On Algorithmic Catastrophe
Yuk Hui

The proliferation of automation and artificial intelligence partially characterizes our posthuman condition. Algorithms are taking charge of various operations (should they be independent and intertwined) to the extent that an accident can easily leads to systemic failures, as Norbert Wiener has already warmed in the 1960s that the penalty for errors of foresight “will be enormously increased as automatization comes into its full use.” These catastrophes are demonstrated in many events, most obviously the “flash crashes” of the financial market. It is in this context that we understand of having entered an epoch of catastrophe as the French philosopher Jean-Luc Nancy hinted in his L'Equivalence des catastrophes : (Après Fukushima). This talk proposes to understand the algorithmic catastrophe from a historical-metaphysical investigation of the concept of contingency, and therefore it reposes on two fundamental questions: what is an algorithm and how can we conceptualize the algorithmic contingency?
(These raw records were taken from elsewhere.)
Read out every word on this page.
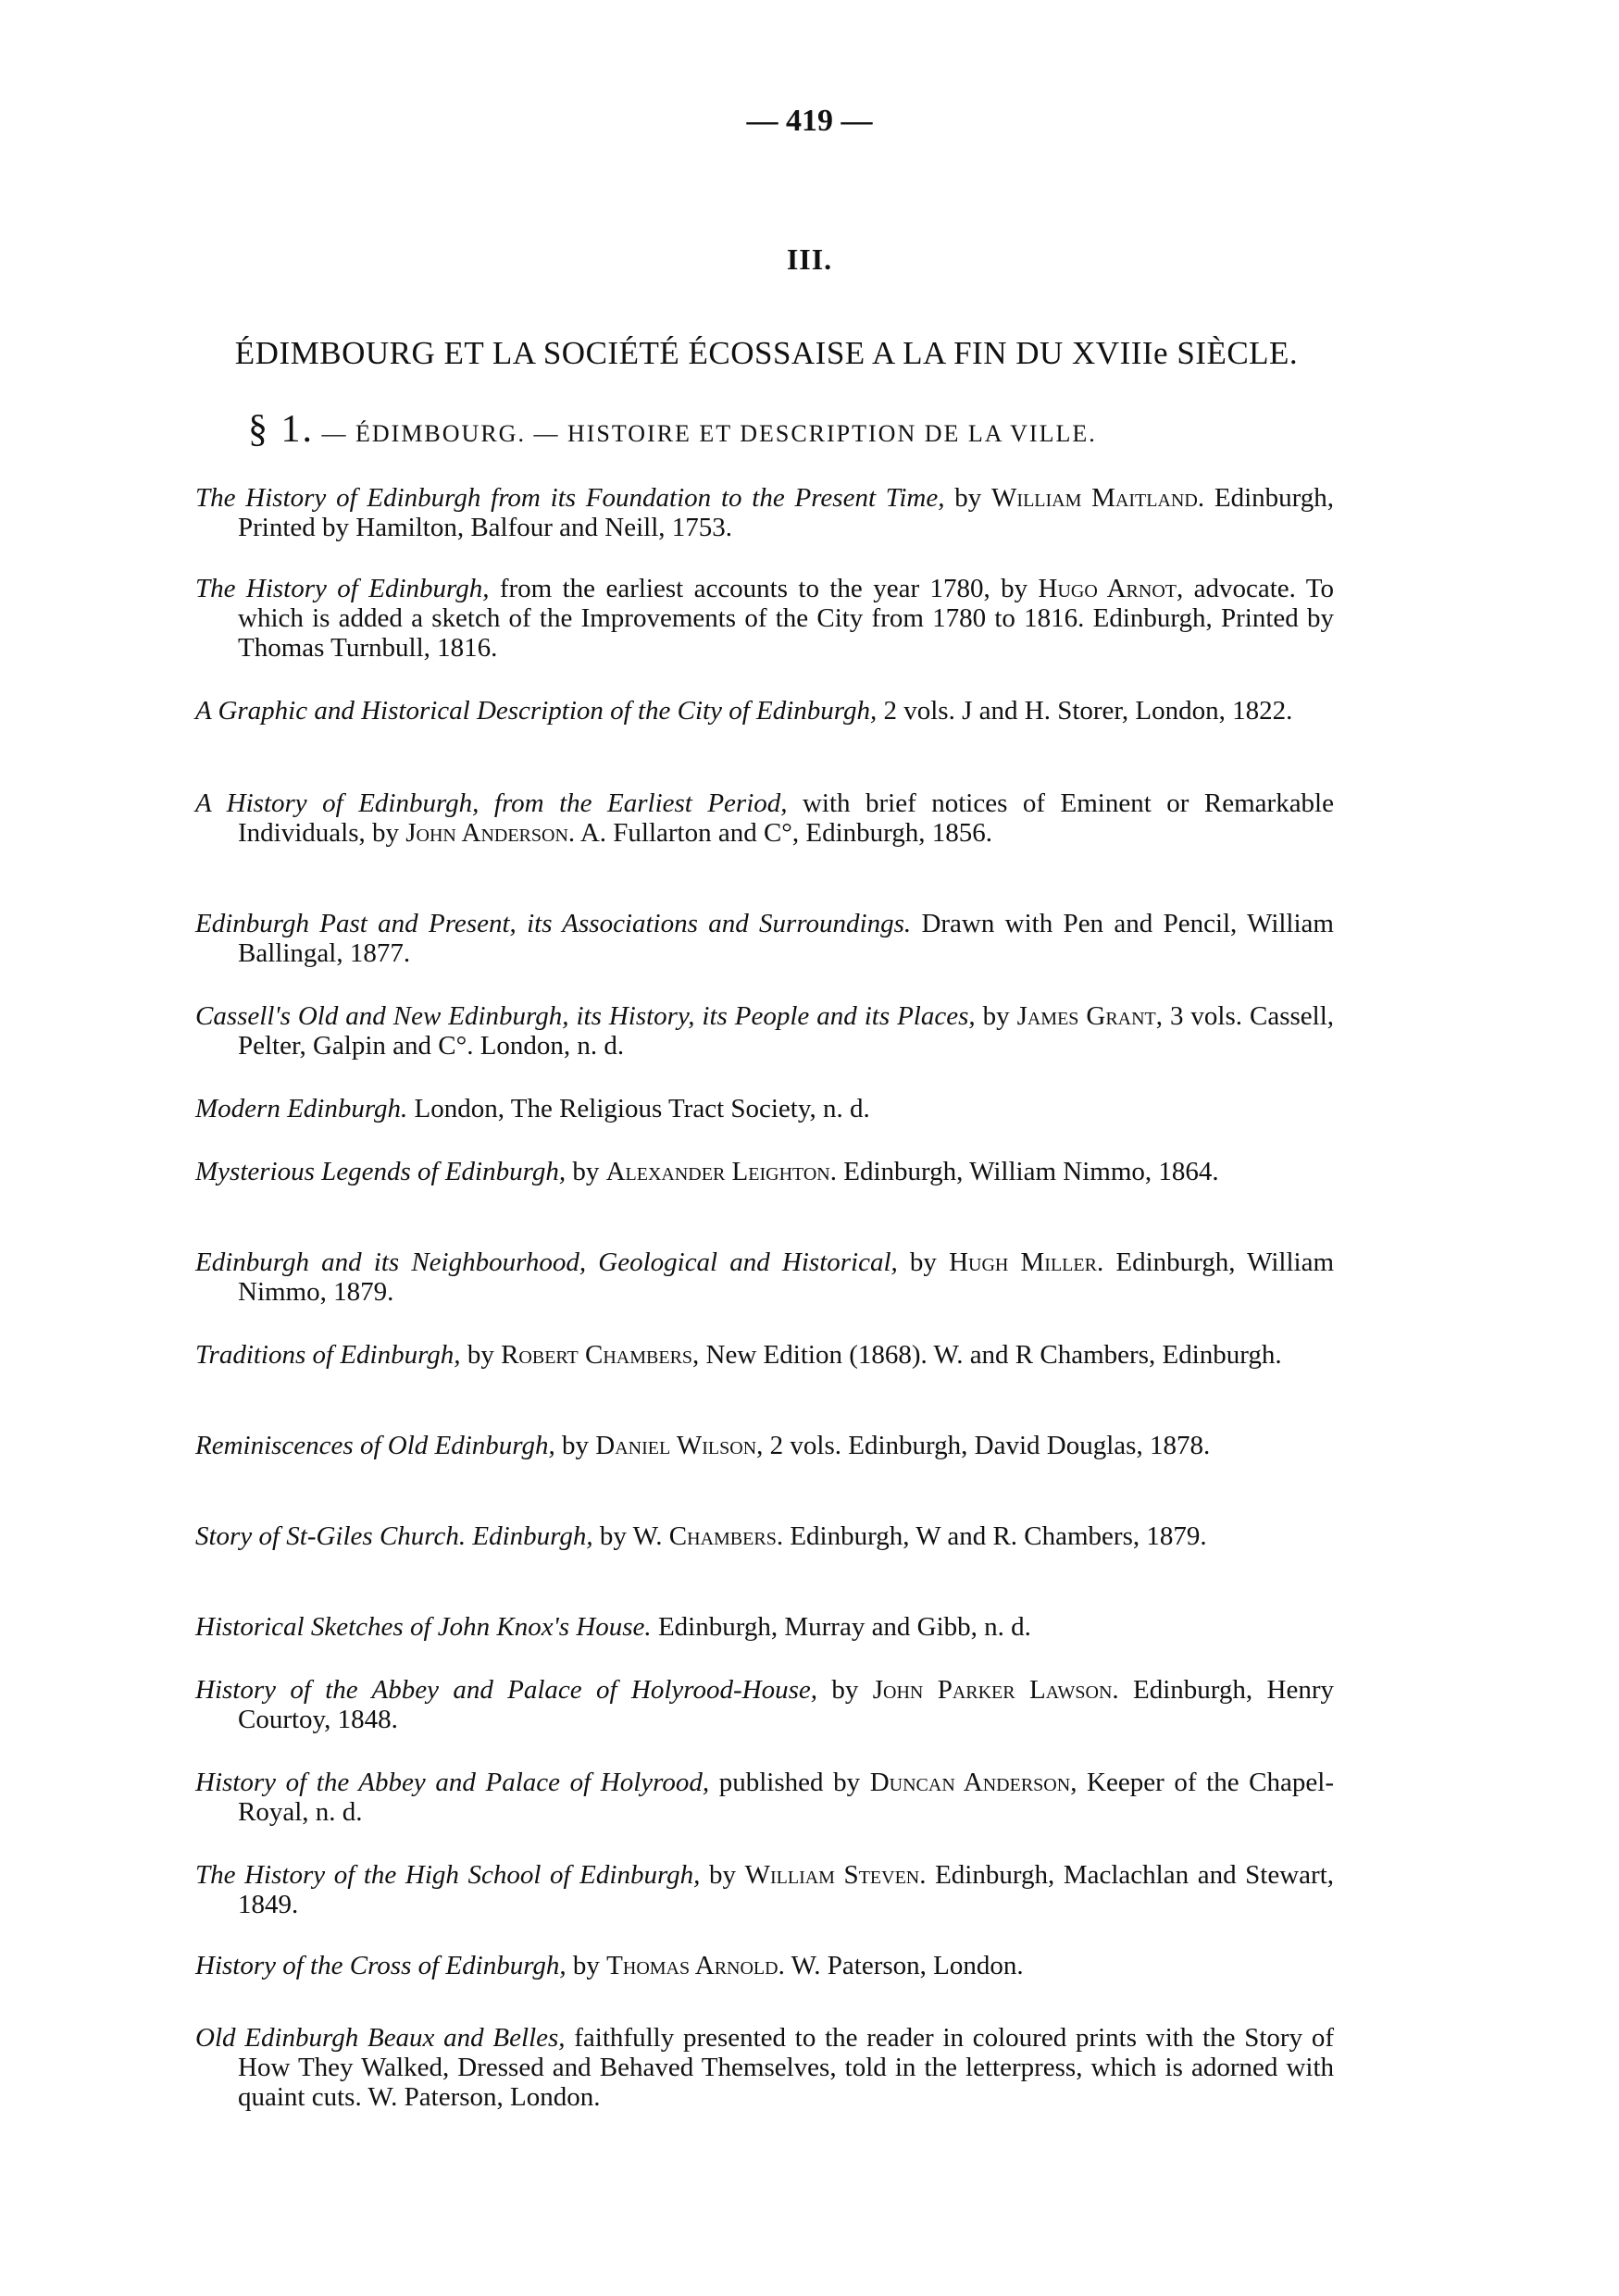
— 419 —
III.
ÉDIMBOURG ET LA SOCIÉTÉ ÉCOSSAISE A LA FIN DU XVIIIe SIÈCLE.
§ 1. — ÉDIMBOURG. — HISTOIRE ET DESCRIPTION DE LA VILLE.
The History of Edinburgh from its Foundation to the Present Time, by William Maitland. Edinburgh, Printed by Hamilton, Balfour and Neill, 1753.
The History of Edinburgh, from the earliest accounts to the year 1780, by Hugo Arnot, advocate. To which is added a sketch of the Improvements of the City from 1780 to 1816. Edinburgh, Printed by Thomas Turnbull, 1816.
A Graphic and Historical Description of the City of Edinburgh, 2 vols. J and H. Storer, London, 1822.
A History of Edinburgh, from the Earliest Period, with brief notices of Eminent or Remarkable Individuals, by John Anderson. A. Fullarton and C°, Edinburgh, 1856.
Edinburgh Past and Present, its Associations and Surroundings. Drawn with Pen and Pencil, William Ballingal, 1877.
Cassell's Old and New Edinburgh, its History, its People and its Places, by James Grant, 3 vols. Cassell, Pelter, Galpin and C°. London, n. d.
Modern Edinburgh. London, The Religious Tract Society, n. d.
Mysterious Legends of Edinburgh, by Alexander Leighton. Edinburgh, William Nimmo, 1864.
Edinburgh and its Neighbourhood, Geological and Historical, by Hugh Miller. Edinburgh, William Nimmo, 1879.
Traditions of Edinburgh, by Robert Chambers, New Edition (1868). W. and R Chambers, Edinburgh.
Reminiscences of Old Edinburgh, by Daniel Wilson, 2 vols. Edinburgh, David Douglas, 1878.
Story of St-Giles Church. Edinburgh, by W. Chambers. Edinburgh, W and R. Chambers, 1879.
Historical Sketches of John Knox's House. Edinburgh, Murray and Gibb, n. d.
History of the Abbey and Palace of Holyrood-House, by John Parker Lawson. Edinburgh, Henry Courtoy, 1848.
History of the Abbey and Palace of Holyrood, published by Duncan Anderson, Keeper of the Chapel-Royal, n. d.
The History of the High School of Edinburgh, by William Steven. Edinburgh, Maclachlan and Stewart, 1849.
History of the Cross of Edinburgh, by Thomas Arnold. W. Paterson, London.
Old Edinburgh Beaux and Belles, faithfully presented to the reader in coloured prints with the Story of How They Walked, Dressed and Behaved Themselves, told in the letterpress, which is adorned with quaint cuts. W. Paterson, London.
Yuk Hui is currently researcher of the DFG project Techno-ecologies of Participation at Leuphana University where he also teaches in the institute of philosophy. He has published research articles in periodicals such as Metaphilosophy, Research in Phenomenology, Parrhesia, Angelaki, Cahiers Simondon, Implications Philosophiques, Jahrbuch Technikphilosophie, among others. He is co-editor of 30 Years after Les Immatériaux: Art, Science and Theory (Meson Press, 2015), author of two monographs, On the Existence of Digital Objects (University of Minnesota Press, 2016) and The Question Concerning Technology in China. An Essay in Cosmotechnics (Urbanomic, 2017).